SensiumVitals is an end to end system including a disposable, lightweight (15g), ultra-low power, wireless digital patch with a battery life of five days. It is designed to monitor general care patients’ vital signs at two-minute intervals to enable early detection of clinical deterioration.  A recent pilot cluster randomized control trial (4) evaluated the use of a wearable wireless patch for patients admitted to two surgical wards. Although the wide confidence intervals (CI) suggest no statistically significant findings, the results were promising; patients in the continuous monitoring group were administered antibiotics sooner after evidence of sepsis, had a shorter average LoS, and were less likely to require readmission to hospital within 30 days of discharge (4).

This talk will outline the user requirements that influenced the design of the current Sensium patch and will highlight further areas for improvement that could potentially be resolved by innovations in large area electronics.

References

  1. Bartels K, Karhausen J, Clambey E, Grenz A, Eltzschig H. Perioperative organ injury. Anesthesiology 2013;(119):474–89. PMID:24126264
  2. The International Surgical Outcomes Study Group. Global patient outcomes after elective surgery: prospective cohort study in 27 low-, middle-, and high-income countries. Br J Anaesth 2016;117:601–9. PMID:27799174
  3. Michard F, Gan T, Kehlet H. Digital innovations and emerging technologies for enhanced recovery programmes. Br J Anaesth 2017;119(1):31–39. PMID:27566472
  4. Downey C, Randell R, Brown J, Jayne DG. Continuous Versus Intermittent Vital Signs Monitoring Using a Wearable, Wireless Patch in Patients Admitted to Surgical Wards: Pilot Cluster Randomized Controlled Trial. J Med Internet Res. 2018;20(12).

Biography:
Alison has over 30 years of experience in electronic engineering and semiconductor design, particularly in the field of ultra-low power wireless communication for medical applications. She is currently Chief Scientific Officer (CSO) at Sensium Healthcare, responsible for engineering and scientific programmes for the company’s digital health products.

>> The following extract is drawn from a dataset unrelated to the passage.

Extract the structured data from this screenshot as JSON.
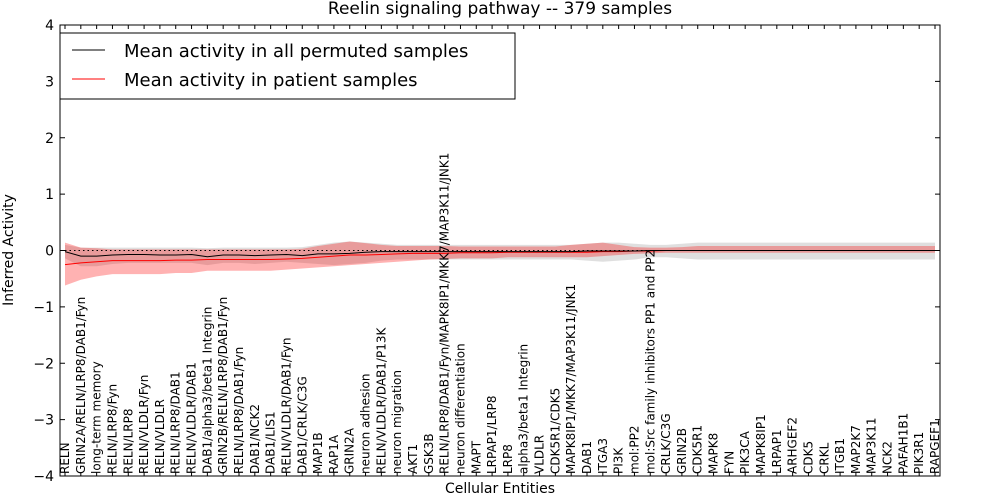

Dr. Burdett is a Chartered Engineer, a Fellow of the Institute of Engineering and Technology (FIET) and a Senior Member of the IEEE. She was as a member of the Technical Programme Committee for the IEEE International Solid-State Circuits Conference (ISSCC) from 2009 – 2018, serving as European Regional Chair 2012 – 2014 and Technical Program Chair for ISSCC 2018. She has been an Associate Editor of IEEE Transactions on Biomedical Circuits and Systems (TBioCAS) since 2008, and is Associate Editor in Chief of the IEEE Open Access Journal of Circuits and Systems (OJ-CAS).

Alison is a member of the UK Engineering and Physical Sciences Research Council (EPSRC) Strategic Advisory Network, a member of the Wellcome Trust’s Programme Advisory Group anda Visiting Researcher at the Institute of Biomedical Engineering, Imperial
College. She has 75+ peer-reviewed publications and is a named inventor on 15+ patents.